The natural resources of this terrain suggest to scholars that the Volvons may have migrated up and down the drainages throughout the season, building a series of temporary villages. Their proximity to the pass between the Livermore Valley and the San Joaquin Valley may have provided them a strategic trading location. 

 

Native life changed radically with the coming of the Spanish missions to the Bay Area. The mission at San Francisco was formed in 1775 and the mission in the San José area was founded in 1797. Between 1804 and 1806 a third of the Volvon people went to Mission San Francisco and Mission San José. Many Volvon escaped the missions and lived elsewhere and carried on their traditions.

 

Tragically, over half the Volvon at Mission San José died just one year later in a measles epidemic. The surviving adults intermarried with other neighboring tribes at the mission.
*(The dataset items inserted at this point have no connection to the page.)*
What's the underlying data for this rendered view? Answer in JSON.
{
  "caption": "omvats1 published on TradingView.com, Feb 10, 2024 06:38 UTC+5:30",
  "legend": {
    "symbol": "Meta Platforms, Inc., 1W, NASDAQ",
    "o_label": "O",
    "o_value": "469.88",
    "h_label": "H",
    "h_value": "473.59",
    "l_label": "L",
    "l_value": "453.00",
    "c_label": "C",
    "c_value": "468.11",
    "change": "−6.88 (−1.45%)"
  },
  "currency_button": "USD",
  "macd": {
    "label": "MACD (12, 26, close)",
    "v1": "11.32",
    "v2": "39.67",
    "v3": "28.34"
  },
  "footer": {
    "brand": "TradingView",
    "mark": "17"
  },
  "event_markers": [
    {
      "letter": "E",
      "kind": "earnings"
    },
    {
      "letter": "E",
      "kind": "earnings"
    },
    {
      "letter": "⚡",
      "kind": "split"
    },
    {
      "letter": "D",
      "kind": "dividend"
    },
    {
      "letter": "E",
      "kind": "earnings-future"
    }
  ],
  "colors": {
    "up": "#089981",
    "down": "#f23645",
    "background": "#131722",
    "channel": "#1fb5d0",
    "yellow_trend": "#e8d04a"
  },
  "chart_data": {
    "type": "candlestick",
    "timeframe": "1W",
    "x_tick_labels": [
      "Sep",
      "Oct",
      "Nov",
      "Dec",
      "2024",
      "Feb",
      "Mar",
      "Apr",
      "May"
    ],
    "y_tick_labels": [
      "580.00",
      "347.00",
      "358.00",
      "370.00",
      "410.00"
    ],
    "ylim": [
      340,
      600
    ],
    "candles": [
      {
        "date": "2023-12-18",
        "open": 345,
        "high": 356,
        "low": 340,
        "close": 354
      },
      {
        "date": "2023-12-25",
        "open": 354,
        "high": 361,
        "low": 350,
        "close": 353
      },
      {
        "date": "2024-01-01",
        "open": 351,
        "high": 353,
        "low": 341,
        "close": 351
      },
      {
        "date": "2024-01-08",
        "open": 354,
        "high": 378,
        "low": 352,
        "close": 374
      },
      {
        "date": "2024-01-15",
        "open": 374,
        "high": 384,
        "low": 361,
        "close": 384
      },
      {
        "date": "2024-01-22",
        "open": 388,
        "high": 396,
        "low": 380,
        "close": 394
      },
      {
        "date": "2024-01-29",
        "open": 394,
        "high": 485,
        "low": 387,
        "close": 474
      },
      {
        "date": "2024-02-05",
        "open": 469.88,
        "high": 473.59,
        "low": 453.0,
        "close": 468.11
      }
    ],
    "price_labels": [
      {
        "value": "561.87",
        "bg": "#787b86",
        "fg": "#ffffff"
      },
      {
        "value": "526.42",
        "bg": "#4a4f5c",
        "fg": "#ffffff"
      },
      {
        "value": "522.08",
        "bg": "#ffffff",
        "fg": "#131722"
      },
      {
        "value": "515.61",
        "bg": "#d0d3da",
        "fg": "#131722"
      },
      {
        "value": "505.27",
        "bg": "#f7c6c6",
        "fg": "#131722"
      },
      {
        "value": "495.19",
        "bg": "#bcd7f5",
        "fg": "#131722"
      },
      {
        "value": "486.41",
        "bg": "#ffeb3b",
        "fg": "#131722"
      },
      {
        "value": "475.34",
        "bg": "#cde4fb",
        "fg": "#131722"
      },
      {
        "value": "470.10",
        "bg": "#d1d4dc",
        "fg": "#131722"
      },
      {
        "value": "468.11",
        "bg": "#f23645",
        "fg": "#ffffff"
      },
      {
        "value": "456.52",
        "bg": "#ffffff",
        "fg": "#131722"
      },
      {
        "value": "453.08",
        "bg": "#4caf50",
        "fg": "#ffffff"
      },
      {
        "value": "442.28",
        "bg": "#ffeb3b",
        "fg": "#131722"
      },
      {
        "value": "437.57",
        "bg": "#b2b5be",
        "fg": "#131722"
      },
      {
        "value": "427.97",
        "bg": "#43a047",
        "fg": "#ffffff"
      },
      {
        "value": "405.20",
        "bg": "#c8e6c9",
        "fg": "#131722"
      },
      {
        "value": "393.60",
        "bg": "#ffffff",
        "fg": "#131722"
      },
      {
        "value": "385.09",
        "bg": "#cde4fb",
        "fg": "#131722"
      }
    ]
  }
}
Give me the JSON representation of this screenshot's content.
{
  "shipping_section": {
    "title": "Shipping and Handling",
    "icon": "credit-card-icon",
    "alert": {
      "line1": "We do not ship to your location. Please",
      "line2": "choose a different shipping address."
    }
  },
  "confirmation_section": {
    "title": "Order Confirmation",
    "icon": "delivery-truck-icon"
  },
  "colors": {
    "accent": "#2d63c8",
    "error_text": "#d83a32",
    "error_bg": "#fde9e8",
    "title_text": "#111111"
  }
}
Only 13 Volvon children were born at the mission between 1806 and 1840.  

 

Within two years of his arrival in California, John Marsh had purchased Rancho los Meganos, a substantial Mexican land grant at the base of Mt. Diablo for $500.

 

When Marsh came to live on the rancho in the spring of 1838, he found a village of about 30 native Volvon people there.

 

Marsh Adobe Home

John Marsh’s Volvon neighbors built his four-room adobe near their village. He was still living in the adobe when he met and married Abigail Smith Tuck in 1851.

 

The Volvon labored on Rancho los Meganos, and Marsh provided medical care, food if needed, and some protection from other whites.

 

A letter from Abby Marsh to her parents in 1853 talked about how the Indian women adored and helped care for her baby, Alice, and provided her companionship, and she lamented when they had moved away.